One of the first things that many people notice about the streets in Switzerland is the almost obsessive cleaning of them. That’s not to say that the Swiss are tidier than anyone else – far from it – but it’s likely to be something that will strike you when you leave, no matter where you go.
They are as reliable for beauty as the sun is for rising. Almost anywhere you go in the country, you’ll glimpse an angle that will take your breath away. It’s easy to become accustomed to the sight of the Alps when you’re treated to them every single day but when you leave, it’ll be like a void on the landscape.
Switzerland is known as the cheese capital of the world for good reason. The Swiss don’t only make and eat vast quantities of cheese, they use it in so many of their typical dishes like fondue, Rosti and raclette. There are Swiss-style restaurants dotted around the globe for you to get your fix though.
Many of the world’s luxury brands of chocolate were born in Switzerland, and similar to how the beer in Belgium tastes better in the country, Swiss chocolate tastes better here. Picking up a box of Lindt or Cailler in your local shop just won’t be the same.
Taking public transport is generally fast, easy and reliable. The Swiss are known world-wide for their transport system, so when you’re stuck in the rain waiting for that bus or train that may never show, you’ll probably think fondly back to the country where lateness is considered almost as a cardinal sin.
Some of the best slopes in the world are found in Switzerland, not to mention the five-star resorts for skiing that cater to everyone from glitz and glamour-seekers, to those who are more adventure orientated. Aside from all that, most places in Switzerland are only a short drive away from a few decent slopes. That kind of accessibility is hard to find elsewhere.
Sure, winter can be a bit cold, wet and dreary but up high in the mountains, the crisp snow is delightful for snow sports.
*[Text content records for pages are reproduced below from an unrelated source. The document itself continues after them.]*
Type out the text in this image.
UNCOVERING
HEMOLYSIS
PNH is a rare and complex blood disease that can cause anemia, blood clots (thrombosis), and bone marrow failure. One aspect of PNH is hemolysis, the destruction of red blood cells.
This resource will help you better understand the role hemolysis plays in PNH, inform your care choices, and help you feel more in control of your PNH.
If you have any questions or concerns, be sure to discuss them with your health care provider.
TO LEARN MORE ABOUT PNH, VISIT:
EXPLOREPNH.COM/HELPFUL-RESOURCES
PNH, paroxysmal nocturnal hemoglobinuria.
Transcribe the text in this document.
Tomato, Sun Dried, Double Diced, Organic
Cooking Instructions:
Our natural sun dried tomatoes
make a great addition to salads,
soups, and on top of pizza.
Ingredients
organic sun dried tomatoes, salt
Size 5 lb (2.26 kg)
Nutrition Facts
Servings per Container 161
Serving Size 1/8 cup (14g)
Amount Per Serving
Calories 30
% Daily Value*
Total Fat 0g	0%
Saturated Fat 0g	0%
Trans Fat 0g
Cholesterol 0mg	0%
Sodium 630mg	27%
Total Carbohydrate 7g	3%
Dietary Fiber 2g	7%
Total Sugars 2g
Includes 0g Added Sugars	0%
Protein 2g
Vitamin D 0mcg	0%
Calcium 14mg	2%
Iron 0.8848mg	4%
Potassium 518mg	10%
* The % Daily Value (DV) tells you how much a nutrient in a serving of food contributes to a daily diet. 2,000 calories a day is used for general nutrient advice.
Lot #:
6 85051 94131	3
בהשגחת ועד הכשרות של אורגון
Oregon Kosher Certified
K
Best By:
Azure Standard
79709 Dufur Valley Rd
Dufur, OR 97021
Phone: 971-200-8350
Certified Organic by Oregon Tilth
In the summer months, Switzerland becomes almost tropical with temperatures hanging reliably in the 20s.
In a world where water really is a luxury for many people, you can’t really get much better than the Swiss tap water, around 80% of which is from natural springs and groundwater. Totally drinkable and continually reliable, there is nothing like turning on the tap and knowing that what comes out is safe and pure.
Living in Switzerland is pretty relaxed. Life doesn’t really get into much of a high tempo, unless you’re careering down a mountain slope on a pair of skis. Besides, nature is all around – in the Alps and in the many beautiful lakes that are scattered across the country. The peacefulness and tranquility that you find here, lost in the wilderness, is something that’s hard to find elsewhere.
No canton in Switzerland is really the same, each has its own little quirks about it and throws its own festivals that range from the bizarre to the beautiful. Knowing that a short car ride can take you on a totally new adventure and to vastly different scenery is definitely something that will be missed.
Crime does happen in Switzerland, but that’s not to say you shouldn’t always be on your guard. Switzerland is renowned for its sense of security and for a good reason. Most places are safe and secure and you can wander around knowing that you aren’t in danger.
France, Germany, Liechtenstein, Austria and Italy are a short train ride away and can even be made as day-trips from some places. That kind of access to central Europe isn’t something you come across every day. Add not having to wait in stuffy airport terminals to breathe different airs to your list of requirements.